これは今までのマキャモン作品とだいぶ違うかな、というのが冒頭の感想。マキャモンの作品として、これを最初に読んだ人には、「マキャモンはいいよ」と言っても通じないだろうなという感じ。

かといって、けしてこれが良くないというわけではなく(個人的には十分面白いと思っている)、これまでのマキャモン作品を踏まえた上で、この作品が成り立っていると考えれば、自然な流れと思えるのだが、最初にこれを読んでしまうと、ちょっと引くかな?とも思う。

2段組でかなりびっしり詰まっている装丁だし、登場人物も多くて、一気にいかないと、なかなか進んでいかず、まだ上巻半ばなのだが、マキャモン特有の「善の側の人間」と「邪悪なもの」の存在は、はっきりと見える。それが今回は、魔女裁判という社会的な状況を仲介として、どんな戦いを繰り広げていくのか、非常に興味深い。

邪悪なものは、以前にも増して邪悪になっているが、善の側の人間は、以前の作品と変わらず、そこでほっと一息つける存在として描かれている。この存在が、マキャモン作品を単なるホラーとして片付けられない重要な要素なのだと私はとらえている。

舞台はアメリカの開拓時代。魔女裁判などが行われていた時代で、疫病の流行などもあり、これまで描かれていた現代の舞台とは大きく異なっているため、ちょっと異質にも感じられるが、個人的には、マキャモンがこの時代に目をつけるであろうことは、なんとなく予想していたことでもあるので、特に違和感があるわけでもない。

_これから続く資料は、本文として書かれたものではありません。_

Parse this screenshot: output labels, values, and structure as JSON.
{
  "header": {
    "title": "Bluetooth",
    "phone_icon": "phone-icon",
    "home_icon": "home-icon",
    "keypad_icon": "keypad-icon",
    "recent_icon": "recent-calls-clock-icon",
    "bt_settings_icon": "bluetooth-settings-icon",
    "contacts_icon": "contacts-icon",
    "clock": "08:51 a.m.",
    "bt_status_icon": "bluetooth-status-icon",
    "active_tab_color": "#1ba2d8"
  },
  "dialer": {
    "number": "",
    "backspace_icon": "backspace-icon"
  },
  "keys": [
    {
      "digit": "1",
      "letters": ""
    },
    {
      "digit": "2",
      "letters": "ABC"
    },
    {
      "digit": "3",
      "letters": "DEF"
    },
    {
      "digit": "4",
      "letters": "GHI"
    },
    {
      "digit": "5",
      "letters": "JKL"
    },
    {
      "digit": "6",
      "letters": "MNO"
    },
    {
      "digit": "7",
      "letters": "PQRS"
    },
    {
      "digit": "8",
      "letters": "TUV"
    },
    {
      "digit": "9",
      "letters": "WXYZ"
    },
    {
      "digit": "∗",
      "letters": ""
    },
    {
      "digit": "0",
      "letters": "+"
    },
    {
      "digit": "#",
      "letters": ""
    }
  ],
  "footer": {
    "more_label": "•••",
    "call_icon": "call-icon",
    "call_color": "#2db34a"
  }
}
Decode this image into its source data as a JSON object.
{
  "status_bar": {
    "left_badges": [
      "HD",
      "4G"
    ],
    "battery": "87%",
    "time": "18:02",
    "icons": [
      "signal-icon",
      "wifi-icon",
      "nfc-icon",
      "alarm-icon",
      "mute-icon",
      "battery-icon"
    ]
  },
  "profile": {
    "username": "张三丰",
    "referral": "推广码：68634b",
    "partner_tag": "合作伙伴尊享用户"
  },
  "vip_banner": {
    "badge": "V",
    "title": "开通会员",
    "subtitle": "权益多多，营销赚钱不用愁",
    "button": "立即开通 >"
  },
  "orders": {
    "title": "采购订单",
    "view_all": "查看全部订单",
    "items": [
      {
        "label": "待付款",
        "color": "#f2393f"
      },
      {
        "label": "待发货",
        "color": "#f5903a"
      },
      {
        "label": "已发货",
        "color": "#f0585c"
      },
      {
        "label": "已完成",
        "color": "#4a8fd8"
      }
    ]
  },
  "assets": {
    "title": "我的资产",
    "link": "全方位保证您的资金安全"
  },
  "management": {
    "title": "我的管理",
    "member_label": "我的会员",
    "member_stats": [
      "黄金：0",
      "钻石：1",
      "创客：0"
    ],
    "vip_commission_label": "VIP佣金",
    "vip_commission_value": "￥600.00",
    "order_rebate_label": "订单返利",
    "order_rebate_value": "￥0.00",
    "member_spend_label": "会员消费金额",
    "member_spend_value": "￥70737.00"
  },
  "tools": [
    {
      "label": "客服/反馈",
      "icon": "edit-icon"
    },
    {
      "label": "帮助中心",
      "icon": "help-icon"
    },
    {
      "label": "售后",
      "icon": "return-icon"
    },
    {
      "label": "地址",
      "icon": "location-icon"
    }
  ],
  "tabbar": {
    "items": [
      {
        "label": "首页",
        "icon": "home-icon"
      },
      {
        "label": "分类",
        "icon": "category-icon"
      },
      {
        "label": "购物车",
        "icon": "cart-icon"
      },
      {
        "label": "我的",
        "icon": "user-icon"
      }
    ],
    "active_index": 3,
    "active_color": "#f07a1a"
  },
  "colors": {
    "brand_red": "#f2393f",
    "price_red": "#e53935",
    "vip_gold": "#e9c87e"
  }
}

魔女裁判の時代の話としては、前にセリア・リーズの『Wirch Child』を読んだので、そのあたりの陰惨で理不尽な状況は、すでに免疫としてある。また、ホーソーンの『緋文字』もその類。これらを読んでいるのと読んでいないのとでは、マキャモンの作品に対しても、感じ方が違ったかもしれない。

いずれにしてもこの時代の魔女がらみの話は、だいたい暗い話が多いが、ここでもマキャモンは、真の邪悪さは、「邪悪なもの」として描かれている「そのもの」ではなく、普通の人間の中に潜んでいることを暴き出していると感じる。善人面をして、内に悪意を秘めている人間の、なんとおぞましいことか!

下巻になってからは、一気に進んだ。マキャモン作品には、あまり謎解きは出てこないのだが(犯人は「邪悪なもの」だったりするし)、これは実体を持った人間が犯人であるということで、では誰が?という好奇心につられて、一気に読み終えた。

描写がかなり露骨だったりして、最初は「これがマキャモン?」というような感じもしたが、最後には、やはり人間の善なる部分をしっかり書いてくれている。主人公のマシューと、彼を孤児院から引き取って、立派な人間になるよう教育してきた判事の、父と子のような愛情には、ちょっとホロリ。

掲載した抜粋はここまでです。